Die Inflation des Hitler-Vergleichs, mit der man Putin jetzt traktiert, passt dabei gar nicht so richtig ins Bild. Denn der beliebte Vergleichsdiktator von einst hat nie jemanden geschwängert, es gab sogar Gerüchte, dass er dazu nicht mal in der Lage gewesen wäre, als er noch gesund und kraftmeierisch genug war, um so eine Meisterleistung zu stemmen. Putin hingegen schafft das sogar während seiner Erkrankung. Eigentlich ist es daher völlig deplatziert, dass sich diese Vergleiche jetzt massiv häufen.
Und das tun sie wirklich. Etliche Journalisten gehen momentan eifrig der Frage nach, ob der Vergleich hinkt und falls ja, ob man nicht auch hinkend Geschichtsbelehrung praktizieren darf. Auch Politiker lassen sich dazu herab, den finalsten aller finalen Vergleiche anzubringen. Ohne Hitler, man kann das 77 Jahre nach dessen Freitod unumwunden sagen, geht in dieser Republik gar nichts mehr – im Ausland vergisst man ihn auch nicht so gut. Putin als Hitler einzuordnen: Gerade auch in Osteuropa vernimmt man solche Gegenüberstellungen häufig.
Grundsätzlich gilt aber, fast jeder war schon mal Hitler. Der zweite Bush wurde damals auch von deutschen Politikern mit dem Braunauer verglichen. Merkel galt den Griechen als Hitler. Schäuble rollte hintendrein: Ebenfalls als Hitler. Die Stilfigur des Dämonen aller Dämonen konnte also auch doppelt auftreten. Geschichtlich besonders interessant war die Stilisierung Obamas, als der Obamacare installieren wollte. Man sah das Konterfei des Afroamerikaners mit Hitlerbärtchen ausgestattet und neben den Seitenansichten von Marx, Engels und Lenin arrangiert. Von der Hitlerzeit bleibt uns vermutlich nicht viel – außer die Erkenntnis, dass es da einen sehr sehr bösen Mann gab, der mit dem Teufel in Konkurrenz stand. Dass man überhaupt von der Hitlerzeit spricht, wirft ein kritisches Licht auf das, was uns bleibt: Nämlich eine rein personalisierte Simplifizierung.

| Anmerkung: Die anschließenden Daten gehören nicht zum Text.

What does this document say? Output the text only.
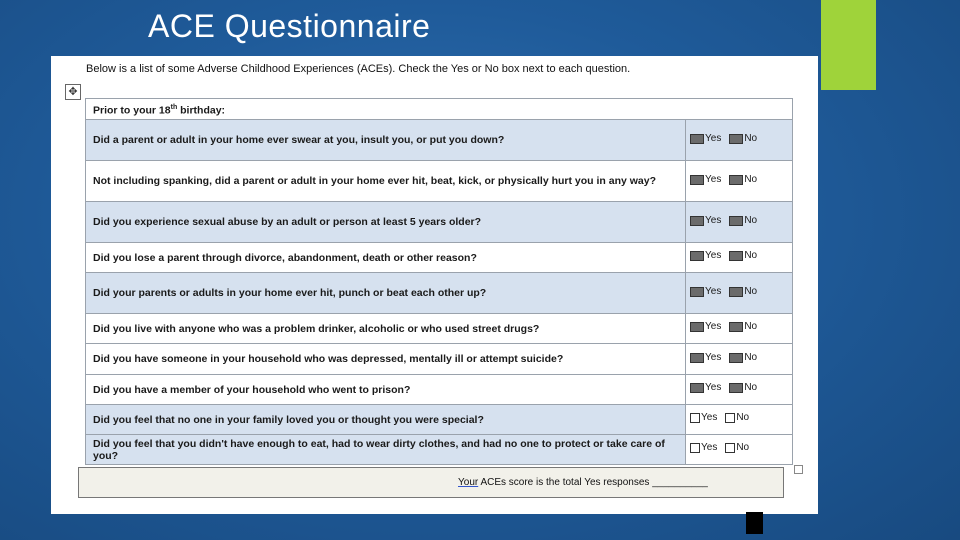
ACE Questionnaire
✥
Below is a list of some Adverse Childhood Experiences (ACEs). Check the Yes or No box next to each question.
Prior to your 18th birthday:	
Did a parent or adult in your home ever swear at you, insult you, or put you down?	Yes No

Not including spanking, did a parent or adult in your home ever hit, beat, kick, or physically hurt you in any way?	Yes No

Did you experience sexual abuse by an adult or person at least 5 years older?	Yes No

Did you lose a parent through divorce, abandonment, death or other reason?	Yes No

Did your parents or adults in your home ever hit, punch or beat each other up?	Yes No

Did you live with anyone who was a problem drinker, alcoholic or who used street drugs?	Yes No

Did you have someone in your household who was depressed, mentally ill or attempt suicide?	Yes No

Did you have a member of your household who went to prison?	Yes No

Did you feel that no one in your family loved you or thought you were special?	Yes No

Did you feel that you didn't have enough to eat, had to wear dirty clothes, and had no one to protect or take care of you?	Yes No
Your ACEs score is the total Yes responses __________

Alte Vorurteile, neu aufgebauscht
Die Person des Wladimir Putin wird in den Medien von jeher mit allerlei Attributen ausgestattet. Fleischhauer nannte ihn mal den »obersten Goldkettchenträger« und zielte auf das Klischeebild von dessen russischen Landsleuten ab, die wiederum der andere, der vermeintliche brave Waldimir, Kaminer mit Nachnamen, in seinem Buch »Russendisko« skizzierte. Kaminer hat übrigens jenen offenen Brief der Liberalen Moderne unterschrieben, der sich für Waffenlieferungen aussprach. Oben ohne ritt Putin einst durch die Taiga. Das Bild ging um die Welt und in die Köpfe. So ein Goldkettchen war tatsächlich zu sehen. Den Berichterstattern des Westens fiel nichts anderes ein, als den Präsidenten als Luden einzuordnen, als grobschlächtigen Haudrauf, wie er vor jeder Disko – ob mit oder ohne russische Gäste – stehen und prügeln könnte.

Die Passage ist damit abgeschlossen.